次に現れたのは、先ほどの“魔菌”を持ち込んだ青年だ。

すでに目がうるうるしている。


「……これ、何度言っても言い足りないですけど、本当に、ありがとうございます。

もう、あの魔菌……“呪い”だとばかり……」


「それだけの素材だったってことだ。素材を生かしたのは、お前の選択だ」


「そういえば……裏山のもっと上に、“逆さ茸”ってのが生えるんです。

魔物がいて近づけないけど……たまにカラスがくわえて飛んでくるんですよ」


「逆さ茸? 上から生える系か……ちょっとクセの強い香りになりそうだな。煙で燻すと化けるかも」


《情報取得:逆さ茸》


「燻製!?」

フィリーネが思わず身を乗り出す。


「やだ、また新しいこと考えてる……顔がニヤけてる……こわ……」



そのうちに、子供たちが数人、ざざざっとやってきた。


「おっちゃーん! 今日も謎ぬるぬる魚、釣ってきたよー!」


「おぉ、ありがとな。

ぬるぬる魚、正式名称はまだ不明だが……いずれ看板メニューにするのもアリだな」


「なんかね、村の北の川に“跳ねるヤツ”いるって、おじちゃんが言ってたよ」


「跳ねる? 魚か?」


「ううん、たぶん魚じゃない。

でも水から出てピョーンって跳ねて光ってるって」


「……それ、もしかして“銀跳び貝”か……?」


ブリンが首をかしげた。


「銀跳び……それ知ってる。
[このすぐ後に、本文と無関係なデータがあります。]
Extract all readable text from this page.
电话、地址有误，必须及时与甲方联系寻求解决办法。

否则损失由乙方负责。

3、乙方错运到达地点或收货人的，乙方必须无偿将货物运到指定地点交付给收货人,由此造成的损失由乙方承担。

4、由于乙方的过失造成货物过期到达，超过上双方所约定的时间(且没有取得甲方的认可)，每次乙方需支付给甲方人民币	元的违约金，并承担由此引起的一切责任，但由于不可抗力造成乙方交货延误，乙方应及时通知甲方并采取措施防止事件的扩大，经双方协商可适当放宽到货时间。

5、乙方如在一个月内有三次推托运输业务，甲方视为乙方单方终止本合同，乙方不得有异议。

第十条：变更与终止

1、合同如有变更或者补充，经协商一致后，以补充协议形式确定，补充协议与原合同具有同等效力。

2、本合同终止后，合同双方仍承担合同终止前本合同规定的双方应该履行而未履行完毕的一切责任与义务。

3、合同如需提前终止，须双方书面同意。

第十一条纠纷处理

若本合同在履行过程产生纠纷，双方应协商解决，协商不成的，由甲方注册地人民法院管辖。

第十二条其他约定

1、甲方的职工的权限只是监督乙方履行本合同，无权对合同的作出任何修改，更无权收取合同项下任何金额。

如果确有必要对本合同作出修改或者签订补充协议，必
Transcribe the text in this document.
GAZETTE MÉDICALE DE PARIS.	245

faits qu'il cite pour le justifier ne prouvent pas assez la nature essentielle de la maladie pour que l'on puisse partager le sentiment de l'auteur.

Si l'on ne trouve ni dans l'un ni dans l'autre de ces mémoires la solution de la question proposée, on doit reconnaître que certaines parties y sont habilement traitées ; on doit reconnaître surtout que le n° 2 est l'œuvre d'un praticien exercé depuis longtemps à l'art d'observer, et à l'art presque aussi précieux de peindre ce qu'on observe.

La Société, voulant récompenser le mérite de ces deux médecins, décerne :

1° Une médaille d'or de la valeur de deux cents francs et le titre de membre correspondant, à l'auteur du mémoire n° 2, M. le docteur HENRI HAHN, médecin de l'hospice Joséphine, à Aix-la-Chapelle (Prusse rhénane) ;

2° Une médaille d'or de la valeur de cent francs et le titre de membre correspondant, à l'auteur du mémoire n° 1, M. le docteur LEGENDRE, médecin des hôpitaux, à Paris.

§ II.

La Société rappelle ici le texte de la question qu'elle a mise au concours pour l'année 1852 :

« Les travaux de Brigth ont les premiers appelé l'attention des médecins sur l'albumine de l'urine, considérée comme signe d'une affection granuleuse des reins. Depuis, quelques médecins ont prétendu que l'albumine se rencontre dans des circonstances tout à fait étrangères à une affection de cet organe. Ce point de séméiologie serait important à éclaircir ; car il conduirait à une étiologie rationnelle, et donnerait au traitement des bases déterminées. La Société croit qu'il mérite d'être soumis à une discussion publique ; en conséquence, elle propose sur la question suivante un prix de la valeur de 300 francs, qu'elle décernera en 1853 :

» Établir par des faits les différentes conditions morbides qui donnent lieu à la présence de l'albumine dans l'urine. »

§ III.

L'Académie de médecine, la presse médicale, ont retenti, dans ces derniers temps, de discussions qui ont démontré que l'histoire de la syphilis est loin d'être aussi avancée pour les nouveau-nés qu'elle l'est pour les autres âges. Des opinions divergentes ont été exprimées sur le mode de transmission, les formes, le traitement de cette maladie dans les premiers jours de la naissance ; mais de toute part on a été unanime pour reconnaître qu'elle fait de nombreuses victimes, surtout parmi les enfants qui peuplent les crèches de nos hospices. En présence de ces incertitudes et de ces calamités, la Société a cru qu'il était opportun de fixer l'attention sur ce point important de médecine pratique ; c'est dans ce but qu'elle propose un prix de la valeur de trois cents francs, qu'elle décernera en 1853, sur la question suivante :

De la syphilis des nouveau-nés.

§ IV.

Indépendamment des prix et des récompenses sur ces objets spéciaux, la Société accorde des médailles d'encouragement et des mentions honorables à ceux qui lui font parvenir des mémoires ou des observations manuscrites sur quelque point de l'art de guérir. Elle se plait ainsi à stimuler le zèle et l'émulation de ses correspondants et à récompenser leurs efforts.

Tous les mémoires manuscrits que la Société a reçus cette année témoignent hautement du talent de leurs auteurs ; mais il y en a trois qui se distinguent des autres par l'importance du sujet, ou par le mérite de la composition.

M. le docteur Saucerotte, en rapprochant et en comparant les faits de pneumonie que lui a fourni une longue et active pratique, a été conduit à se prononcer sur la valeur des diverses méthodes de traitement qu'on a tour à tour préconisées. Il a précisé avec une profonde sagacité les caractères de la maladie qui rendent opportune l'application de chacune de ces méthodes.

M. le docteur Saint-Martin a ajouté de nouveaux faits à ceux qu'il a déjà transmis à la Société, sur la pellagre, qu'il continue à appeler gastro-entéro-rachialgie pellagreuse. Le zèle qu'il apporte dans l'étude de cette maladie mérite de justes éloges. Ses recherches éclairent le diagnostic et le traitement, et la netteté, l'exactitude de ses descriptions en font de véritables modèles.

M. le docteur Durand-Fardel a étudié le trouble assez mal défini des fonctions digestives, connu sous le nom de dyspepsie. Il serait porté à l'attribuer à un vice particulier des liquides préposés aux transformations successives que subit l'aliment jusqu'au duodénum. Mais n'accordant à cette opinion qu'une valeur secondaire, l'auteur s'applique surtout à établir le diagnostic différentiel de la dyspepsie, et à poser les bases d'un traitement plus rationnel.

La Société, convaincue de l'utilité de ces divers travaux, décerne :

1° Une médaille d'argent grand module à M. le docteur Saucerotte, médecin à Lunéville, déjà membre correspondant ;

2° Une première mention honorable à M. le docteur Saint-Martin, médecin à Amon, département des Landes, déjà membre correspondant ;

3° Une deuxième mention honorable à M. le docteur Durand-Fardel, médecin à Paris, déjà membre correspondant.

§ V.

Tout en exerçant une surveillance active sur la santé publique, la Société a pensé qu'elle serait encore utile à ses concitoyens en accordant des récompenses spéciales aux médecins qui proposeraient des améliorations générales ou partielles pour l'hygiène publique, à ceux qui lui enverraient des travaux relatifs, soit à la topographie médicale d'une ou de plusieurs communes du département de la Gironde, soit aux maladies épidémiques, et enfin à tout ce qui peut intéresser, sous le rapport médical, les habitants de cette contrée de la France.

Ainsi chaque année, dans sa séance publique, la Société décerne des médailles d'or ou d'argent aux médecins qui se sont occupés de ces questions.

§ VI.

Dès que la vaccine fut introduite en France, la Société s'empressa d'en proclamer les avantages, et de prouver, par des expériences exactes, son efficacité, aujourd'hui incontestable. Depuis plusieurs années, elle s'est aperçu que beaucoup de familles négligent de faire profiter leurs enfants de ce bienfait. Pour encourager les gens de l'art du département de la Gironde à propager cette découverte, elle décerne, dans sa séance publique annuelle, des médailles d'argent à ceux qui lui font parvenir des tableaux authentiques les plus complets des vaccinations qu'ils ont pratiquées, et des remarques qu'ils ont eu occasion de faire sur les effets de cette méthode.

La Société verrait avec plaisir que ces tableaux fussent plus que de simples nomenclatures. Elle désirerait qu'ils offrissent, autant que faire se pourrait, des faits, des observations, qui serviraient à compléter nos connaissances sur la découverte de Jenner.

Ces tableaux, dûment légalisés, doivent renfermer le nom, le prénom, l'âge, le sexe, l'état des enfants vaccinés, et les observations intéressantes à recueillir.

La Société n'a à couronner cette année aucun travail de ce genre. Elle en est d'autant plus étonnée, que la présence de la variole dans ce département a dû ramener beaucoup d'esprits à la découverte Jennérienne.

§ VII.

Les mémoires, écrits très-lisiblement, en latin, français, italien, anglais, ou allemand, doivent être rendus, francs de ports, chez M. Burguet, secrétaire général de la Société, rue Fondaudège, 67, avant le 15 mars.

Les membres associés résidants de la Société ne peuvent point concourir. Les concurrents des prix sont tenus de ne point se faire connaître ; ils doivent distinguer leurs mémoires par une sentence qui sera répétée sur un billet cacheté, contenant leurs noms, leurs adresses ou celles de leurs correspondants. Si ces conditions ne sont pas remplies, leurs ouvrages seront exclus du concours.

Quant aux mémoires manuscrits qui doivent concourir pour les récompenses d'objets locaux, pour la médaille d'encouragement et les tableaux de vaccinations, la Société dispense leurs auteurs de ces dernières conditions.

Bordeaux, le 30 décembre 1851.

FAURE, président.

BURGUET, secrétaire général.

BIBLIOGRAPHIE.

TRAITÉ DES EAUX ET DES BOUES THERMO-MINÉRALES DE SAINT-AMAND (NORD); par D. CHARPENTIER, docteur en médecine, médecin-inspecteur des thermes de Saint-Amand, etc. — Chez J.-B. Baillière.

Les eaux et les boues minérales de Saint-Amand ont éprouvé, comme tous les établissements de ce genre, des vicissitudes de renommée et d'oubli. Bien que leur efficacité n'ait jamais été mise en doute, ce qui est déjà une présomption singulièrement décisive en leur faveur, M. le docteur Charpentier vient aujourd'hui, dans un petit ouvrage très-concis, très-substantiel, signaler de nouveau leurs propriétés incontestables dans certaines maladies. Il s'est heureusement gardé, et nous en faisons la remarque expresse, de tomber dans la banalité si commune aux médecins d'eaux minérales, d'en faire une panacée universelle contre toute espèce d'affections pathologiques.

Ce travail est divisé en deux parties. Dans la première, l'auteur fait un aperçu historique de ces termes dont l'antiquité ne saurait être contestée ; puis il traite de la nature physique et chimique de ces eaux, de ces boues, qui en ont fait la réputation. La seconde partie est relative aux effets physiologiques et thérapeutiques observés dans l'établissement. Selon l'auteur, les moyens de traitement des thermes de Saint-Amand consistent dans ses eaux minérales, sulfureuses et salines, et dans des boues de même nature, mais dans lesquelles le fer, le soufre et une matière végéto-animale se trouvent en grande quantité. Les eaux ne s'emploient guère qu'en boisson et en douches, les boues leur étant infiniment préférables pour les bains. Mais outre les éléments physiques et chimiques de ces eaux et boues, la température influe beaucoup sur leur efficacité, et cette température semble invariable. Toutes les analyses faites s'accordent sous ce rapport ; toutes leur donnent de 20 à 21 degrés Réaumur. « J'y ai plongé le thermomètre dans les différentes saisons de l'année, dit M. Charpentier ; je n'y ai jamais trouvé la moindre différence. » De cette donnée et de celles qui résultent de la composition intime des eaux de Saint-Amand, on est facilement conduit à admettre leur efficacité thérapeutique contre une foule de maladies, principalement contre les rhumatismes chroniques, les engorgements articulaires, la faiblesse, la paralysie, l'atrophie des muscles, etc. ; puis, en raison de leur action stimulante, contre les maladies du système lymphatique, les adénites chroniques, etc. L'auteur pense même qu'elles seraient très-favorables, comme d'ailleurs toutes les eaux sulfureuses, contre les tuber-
ときどき見かけるの。

でも誰も捕まえられないから、幻の貝って呼ばれてたよ」


煮介の目がキラリと光った。


「面白ぇ……海の香りと跳躍性、そしてこの世界の貝類の可能性──これは、蒸し料理にも応用できるかもしれん」


《情報取得:銀跳び貝》



そんななか──ひとりの老人が、ぽつりとつぶやいた。


「……おまえさん、もし“霞の谷”を越える気があるなら、気ぃつけな」


「霞の谷?」


「昼間でも霧がかかってて、道がねぇ。しかも、うかつに歩くと、“泥潮”に呑まれる」


「泥潮……?」


「そこには、“黒紅の大魚”がいるらしい。昔、“赤目の主”って呼ばれてた怪物魚だ」


煮介はふっと笑った。


「そいつ、唐揚げにできるかね?」


フィリーネが呆れ顔でぼそり。


「はあ!? またそんなこと言って……いっつもそうやって、料理で魔物退治みたいなノリするし……」


「いいだろ、料理人ってのは“命をかけて味を創る仕事”なんだぜ?」


「……バカ……」



夜も更け、人の波が落ち着いたころ。

煮介は屋台の隅で、調味料と食材を確認していた。


「酢だけが、ねえんだよな……」


ぽつりとつぶやいた声に、フィリーネが静かに隣へ座る。


「……さっきの、おばあちゃん。酢らしきモノの話してたよ」


「え?」


「昔、爺さまと一緒に、干し果物を甕に漬けて放置してたら、すっごい酸っぱい液体ができたって……」


煮介は目を細めた。


「……それって……もしかして、果実酢の初期段階か……?」


「酢って、そんなふうにできるの?」


「ああ。自然発酵さえ起こせば、オレの記憶と技術で再現できる。

だが、酢が生まれるには“時間”が要る。……だが逆に言えば、オレたちがこの世界に酢を“生み出す”ことも可能ってことだ」


「……っ!」


フィリーネの心に、小さく火が灯る。


(この人、本当に……この世界を変えていく気なんだ)


(“料理”で──)



煮介は木箱に食材をしまいながら、ふっと笑った。


「持ち込み素材サービス、第一日目──上出来だ」


「……次は?」


「次は──“焼き”の極意と、“香ばしさ”の魔法を教えてやる」


「誰に?」


「この世界そのものに、だよ」


「にすけ、カッコいいのです……」


「ふん、そのカッコいいセリフ、たまにはわたしに向けて言ってくれてもいいんじゃない!?……あ、ち、ちがくて、べべべ別にアンタからやさしい言葉が欲しいとかそんなんじゃないんだからね!勘違いしないでよね!」


「(ふっ、やれやれ。ツンデレエルフは今日もツンデレ全開だな)」


──次回「焼きの極意と魔法の万能粉」へ続く!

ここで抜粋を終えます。